Ten years ago, when Britney Spears walked into a salon and shaved her own head, it was seen as the ultimate sign that she'd lost her damn mind. "SHEAR MADNESS" the cover of the New York Post screamed the next day, as the news spread rapidly around the world.
The incident turned head shaving into a kind of pop culture shorthand for having a nervous breakdown. Hair and beauty website, NaturallyCurly, refers to head-shaving as "often a drastic decision driven by emotions," while health.am lists "shaving head or body hair" as #7 on a list of 10 Warning signs of schizophrenia as identified by family members.
Katy Perry has been referencing it as a means to prove her own mental stability since 2010. At the 2017 Grammy's alone, Perry made two separate references to the Britney incident, saying "the only thing left to do is shave my head, which I’m really saving for a public breakdown." Perry also told Ryan Seacrest that night that she was "taking care of [her] mental health" and that she hadn't "shaved [her] head yet." The backlash on Twitter was fast and furious and just two months later, Perry ate her words and, most unexpectedly, shaved most of her hair off -- an incident that was surprisingly under-reported, considering the degree of irony involved.

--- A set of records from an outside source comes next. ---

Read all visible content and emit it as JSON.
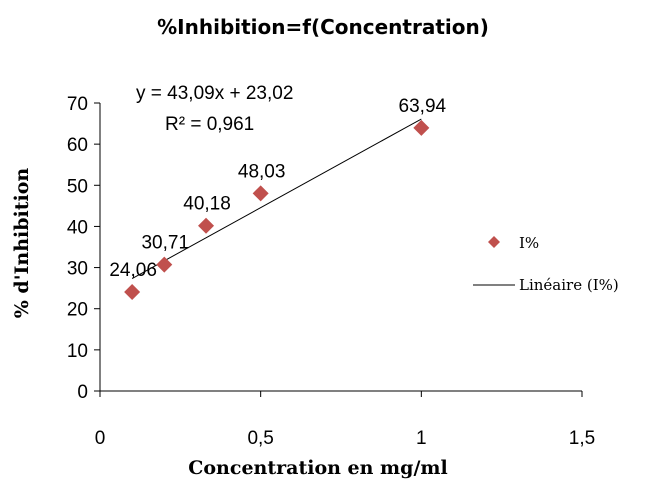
{
  "chart_data": {
    "type": "scatter",
    "title": "%Inhibition=f(Concentration)",
    "xlabel": "Concentration en mg/ml",
    "ylabel": "% d'Inhibition",
    "xlim": [
      0,
      1.5
    ],
    "ylim": [
      0,
      70
    ],
    "xticks": [
      0,
      0.5,
      1,
      1.5
    ],
    "xtick_labels": [
      "0",
      "0,5",
      "1",
      "1,5"
    ],
    "yticks": [
      0,
      10,
      20,
      30,
      40,
      50,
      60,
      70
    ],
    "ytick_labels": [
      "0",
      "10",
      "20",
      "30",
      "40",
      "50",
      "60",
      "70"
    ],
    "grid": false,
    "legend_position": "right",
    "series": [
      {
        "name": "I%",
        "color": "#C0504D",
        "marker": "diamond",
        "x": [
          0.1,
          0.2,
          0.33,
          0.5,
          1.0
        ],
        "y": [
          24.06,
          30.71,
          40.18,
          48.03,
          63.94
        ],
        "labels": [
          "24,06",
          "30,71",
          "40,18",
          "48,03",
          "63,94"
        ]
      }
    ],
    "trendline": {
      "name": "Linéaire (I%)",
      "type": "linear",
      "slope": 43.09,
      "intercept": 23.02,
      "x_range": [
        0.1,
        1.0
      ],
      "color": "#000000",
      "equation": "y = 43,09x + 23,02",
      "r_squared": "R² = 0,961"
    }
  }
}
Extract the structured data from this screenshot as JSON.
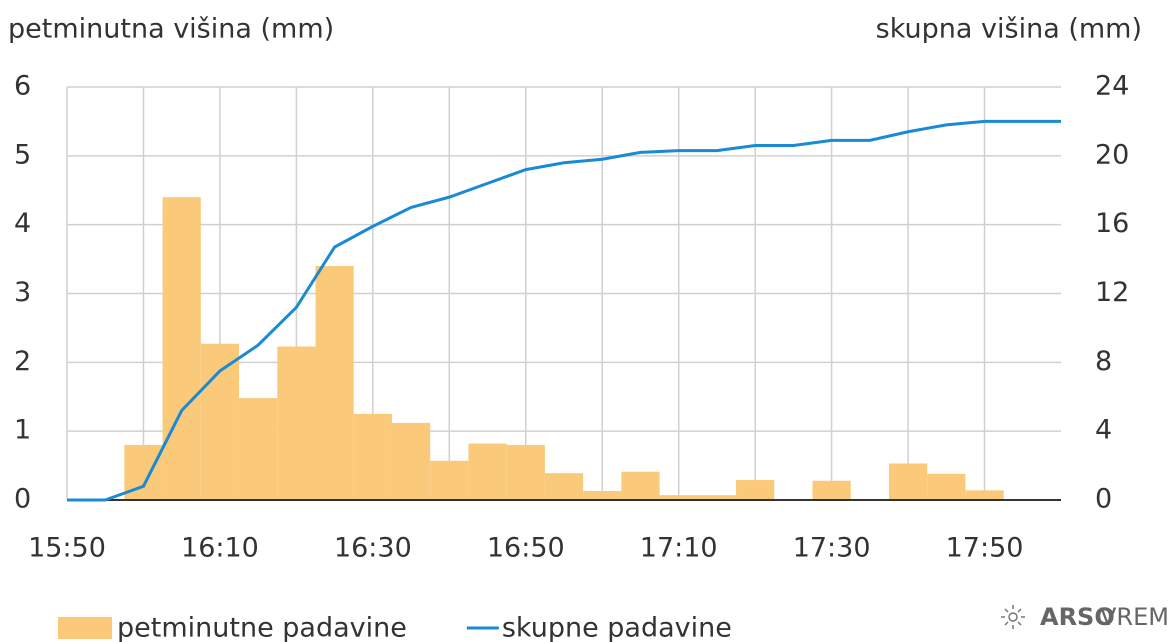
{
  "chart_data": {
    "type": "bar_line",
    "y_label": "petminutna višina (mm)",
    "y2_label": "skupna višina (mm)",
    "xlim": [
      "15:50",
      "18:00"
    ],
    "xticks": [
      "15:50",
      "16:10",
      "16:30",
      "16:50",
      "17:10",
      "17:30",
      "17:50"
    ],
    "x_minor_ticks": [
      "16:00",
      "16:20",
      "16:40",
      "17:00",
      "17:20",
      "17:40"
    ],
    "ylim": [
      0,
      6
    ],
    "yticks": [
      0,
      1,
      2,
      3,
      4,
      5,
      6
    ],
    "y2lim": [
      0,
      24
    ],
    "y2ticks": [
      0,
      4,
      8,
      12,
      16,
      20,
      24
    ],
    "grid": true,
    "series": [
      {
        "name": "petminutne padavine",
        "type": "bar",
        "color": "#fbc97a",
        "x": [
          "16:00",
          "16:05",
          "16:10",
          "16:15",
          "16:20",
          "16:25",
          "16:30",
          "16:35",
          "16:40",
          "16:45",
          "16:50",
          "16:55",
          "17:00",
          "17:05",
          "17:10",
          "17:15",
          "17:20",
          "17:25",
          "17:30",
          "17:35",
          "17:40",
          "17:45",
          "17:50",
          "17:55"
        ],
        "values": [
          0.8,
          4.4,
          2.27,
          1.48,
          2.23,
          3.4,
          1.25,
          1.12,
          0.57,
          0.82,
          0.8,
          0.39,
          0.13,
          0.41,
          0.07,
          0.07,
          0.29,
          0,
          0.28,
          0,
          0.53,
          0.38,
          0.14,
          0
        ]
      },
      {
        "name": "skupne padavine",
        "type": "line",
        "axis": "y2",
        "color": "#1a8ad4",
        "x": [
          "15:50",
          "15:55",
          "16:00",
          "16:05",
          "16:10",
          "16:15",
          "16:20",
          "16:25",
          "16:30",
          "16:35",
          "16:40",
          "16:45",
          "16:50",
          "16:55",
          "17:00",
          "17:05",
          "17:10",
          "17:15",
          "17:20",
          "17:25",
          "17:30",
          "17:35",
          "17:40",
          "17:45",
          "17:50",
          "17:55",
          "18:00"
        ],
        "values": [
          0,
          0,
          0.8,
          5.2,
          7.5,
          9.0,
          11.2,
          14.7,
          15.9,
          17.0,
          17.6,
          18.4,
          19.2,
          19.6,
          19.8,
          20.2,
          20.3,
          20.3,
          20.6,
          20.6,
          20.9,
          20.9,
          21.4,
          21.8,
          22.0,
          22.0,
          22.0
        ]
      }
    ]
  },
  "brand": {
    "bold": "ARSO",
    "light": "VREME"
  }
}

The online backlash that Perry received, as well as her subsequent hair U-turn in front of a disinterested press, were the first indicators that 2017 might finally be the year that women with shaved heads are no longer considered taboo, threatening, or ugly.
In Western culture, shaved heads are traditionally associated with hyper-masculinity in men (see: the military, prison, skinheads) and a symbol of deviant behavior for women -- whether they shave it themselves, thereby rejecting mainstream beauty standards, or have the cut forced upon them as punishment for being bad.